Amor mineiro

Eu sou suspeita para falar sobre Belo Horizonte porque, desde o início, essa cidade roubou meu coração. Desde o primeiro passeio na Praça da Liberdade, a primeira saída com os amigos no Maleta, o lanche no Rei do Pastel ou todas às vezes que subi Bahia e desci Floresta. Belô tem algo de diferente, é um jeitinho mineiro que vai te encantando nos detalhes, até você ficar completamente apaixonada.

Semana passada eu tive o prazer de rever esse lugar, que durante dois anos foi o meu lar. E tinha amor em cada ladeira (que literalmente me tirava o ar) e rua de pedra. Belo Horizonte é uma cidade que pulsa, cheia de vida.

Enquanto estava lá, acontecia a “MAX – Minas Gerais Audiovisual Expo”, um evento de fomento ao audiovisual. É como uma Expoacre, só que com filmes em vez de gado. Ou seja, muito melhor.

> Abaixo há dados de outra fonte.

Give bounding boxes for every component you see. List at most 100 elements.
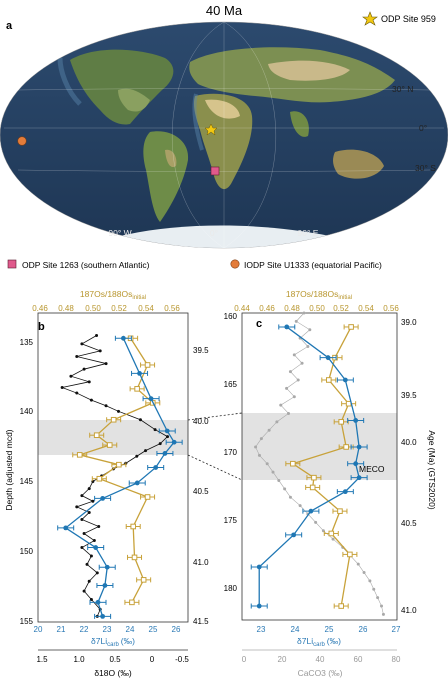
b-o18-tick: 1.5 — [36, 655, 48, 664]
c-top-tick: 0.56 — [383, 304, 399, 313]
panel-label-b: b — [38, 321, 45, 333]
c-caco3-tick: 40 — [316, 655, 325, 664]
panel-b-o18-point — [87, 510, 91, 514]
panel-c-caco3-point — [296, 378, 300, 382]
panel-c-os-point — [337, 508, 343, 514]
panel-c-caco3-point — [283, 487, 287, 491]
panel-c-caco3-point — [277, 478, 281, 482]
b-top-tick: 0.56 — [164, 304, 180, 313]
panel-b-o18-point — [89, 554, 93, 558]
panel-c-caco3-point — [362, 571, 366, 575]
panel-b-o18-line — [60, 335, 169, 617]
panel-b-li-point — [100, 496, 106, 501]
panel-b-o18-point — [104, 362, 108, 366]
c-right-tick: 41.0 — [401, 606, 417, 615]
lat-label-0: 0° — [419, 123, 427, 133]
panel-c-os-point — [338, 603, 344, 609]
panel-c-caco3-point — [298, 504, 302, 508]
panel-b-li-point — [164, 428, 170, 434]
panel-b-o18-point — [80, 494, 84, 498]
b-right-tick: 40.5 — [193, 487, 209, 496]
panel-c-caco3-point — [308, 328, 312, 332]
north-america-shape — [70, 49, 174, 125]
c-top-tick: 0.44 — [234, 304, 250, 313]
panel-b-os-point — [144, 362, 151, 368]
panel-c-caco3-point — [287, 411, 290, 415]
panel-b-o18-point — [87, 380, 91, 384]
panel-b-o18-point — [92, 539, 96, 543]
panel-c-caco3-point — [259, 437, 263, 441]
panel-b-top-axis: 0.46 0.48 0.50 0.52 0.54 0.56 187Os/188O… — [32, 289, 180, 313]
b-left-tick: 155 — [20, 617, 34, 626]
b-left-tick: 140 — [20, 407, 34, 416]
meco-label: MECO — [359, 464, 385, 474]
b-left-tick: 145 — [20, 477, 34, 486]
b-top-tick: 0.48 — [58, 304, 74, 313]
c-caco3-tick: 0 — [242, 655, 247, 664]
b-o18-tick: 0 — [150, 655, 155, 664]
panel-b-o18-point — [60, 385, 64, 389]
panel-b-os-point — [134, 386, 140, 392]
b-top-tick: 0.46 — [32, 304, 48, 313]
panel-c-li-point — [291, 532, 297, 538]
b-bottom-axis-label: δ7Licarb (‰) — [91, 636, 135, 648]
panel-b-o18-point — [95, 333, 99, 337]
panel-b-li-point — [148, 396, 154, 402]
panel-b-os-point — [93, 432, 100, 438]
panel-b-os-point — [131, 554, 138, 561]
panel-b-o18-point — [116, 409, 120, 413]
panel-b-o18-point — [153, 428, 157, 432]
panel-c-caco3-point — [300, 361, 304, 365]
panel-c-caco3-point — [372, 587, 376, 591]
panel-c-os-point — [326, 377, 332, 383]
b-bottom-tick: 20 — [34, 625, 43, 634]
legend-circle-icon — [230, 259, 240, 269]
panel-b-li-point — [153, 465, 159, 470]
panel-b-o18-point — [166, 435, 170, 439]
panel-b-o18-point — [80, 342, 84, 346]
panel-c-caco3-point — [356, 562, 360, 566]
panel-b-o18-point — [69, 374, 73, 378]
panel-b-li-point — [162, 451, 168, 456]
panel-b-os-point — [106, 442, 113, 448]
meco-band-b — [38, 420, 188, 455]
b-bottom-tick: 24 — [126, 625, 135, 634]
c-right-tick: 39.0 — [401, 318, 417, 327]
panel-b-o18-point — [158, 442, 162, 446]
panel-b-o18-point — [135, 454, 139, 458]
panel-label-c: c — [256, 318, 262, 330]
panel-c-caco3-point — [331, 537, 335, 541]
panel-b-os-point — [129, 599, 135, 606]
c-bottom-axis-label: δ7Licarb (‰) — [297, 636, 341, 648]
b-right-tick: 41.0 — [193, 558, 209, 567]
lon-label-0: 0° — [210, 228, 218, 238]
panel-c-os-point — [290, 460, 296, 467]
panel-b-o18-point — [144, 449, 148, 453]
panel-c-caco3-point — [267, 428, 271, 432]
b-bottom-tick: 26 — [172, 625, 181, 634]
c-right-tick: 39.5 — [401, 391, 417, 400]
legend-square-icon — [7, 259, 17, 269]
panel-b-bottom-axis: 20 21 22 23 24 25 26 δ7Licarb (‰) 1.5 1.0… — [34, 625, 190, 678]
c-caco3-tick: 20 — [278, 655, 287, 664]
panel-b-frame — [37, 312, 189, 623]
c-bottom-tick: 23 — [257, 625, 266, 634]
c-caco3-tick: 80 — [392, 655, 401, 664]
b-bottom-tick: 22 — [80, 625, 89, 634]
panel-c-os-point — [348, 324, 354, 330]
panel-b-os-point — [144, 494, 151, 500]
panel-c-caco3-point — [288, 495, 292, 499]
panel-b-o18-point — [75, 355, 79, 359]
antarctica-shape — [120, 225, 330, 248]
australia-shape — [333, 149, 384, 179]
panel-b-o18-point — [138, 418, 142, 422]
meco-connector-top — [187, 412, 243, 421]
panel-c-li-point — [353, 461, 359, 467]
map-title: 40 Ma — [206, 3, 243, 18]
panel-b-o18-point — [95, 571, 99, 575]
lon-label-90w: 90° W — [108, 228, 131, 238]
site-1263-marker — [210, 166, 220, 176]
panel-c-os-point — [343, 444, 349, 450]
panel-b-o18-point — [87, 579, 91, 583]
south-america-shape — [143, 131, 189, 222]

Ao mesmo tempo, acontecia a 11a Edição da Mostra Cine BH, que ocupou nove espaços da capital mineira para exibir filmes gratuitamente, além de oficinas, workshops e uma programação voltada para escolas e o público infanto-juvenil.

Os dois eventos, juntos, montaram um verdadeiro cinema na Praça da Estação – um dos pontos turísticos da cidade, que fica em frente ao metro – com exibição de clássicos do cinema., o que me proporcionou o momento de quase congelar de frio enquanto assistia “Janela Indiscreta”, de Alfred Hitchcock.

A estrutura do cinema ainda estava sendo desmontada, no domingo (27), quando a Praia da Estação e a Ocupação tomaram a rua Aarão Reis e a parte de baixo do Viaduto de Santa Tereza, realizando discotecagem, competição de skate, dança, teatro e muita manifestação cultural. O evento-manifestação cultural faz parte de um movimento que pretende ocupar os espaços públicos da cidade.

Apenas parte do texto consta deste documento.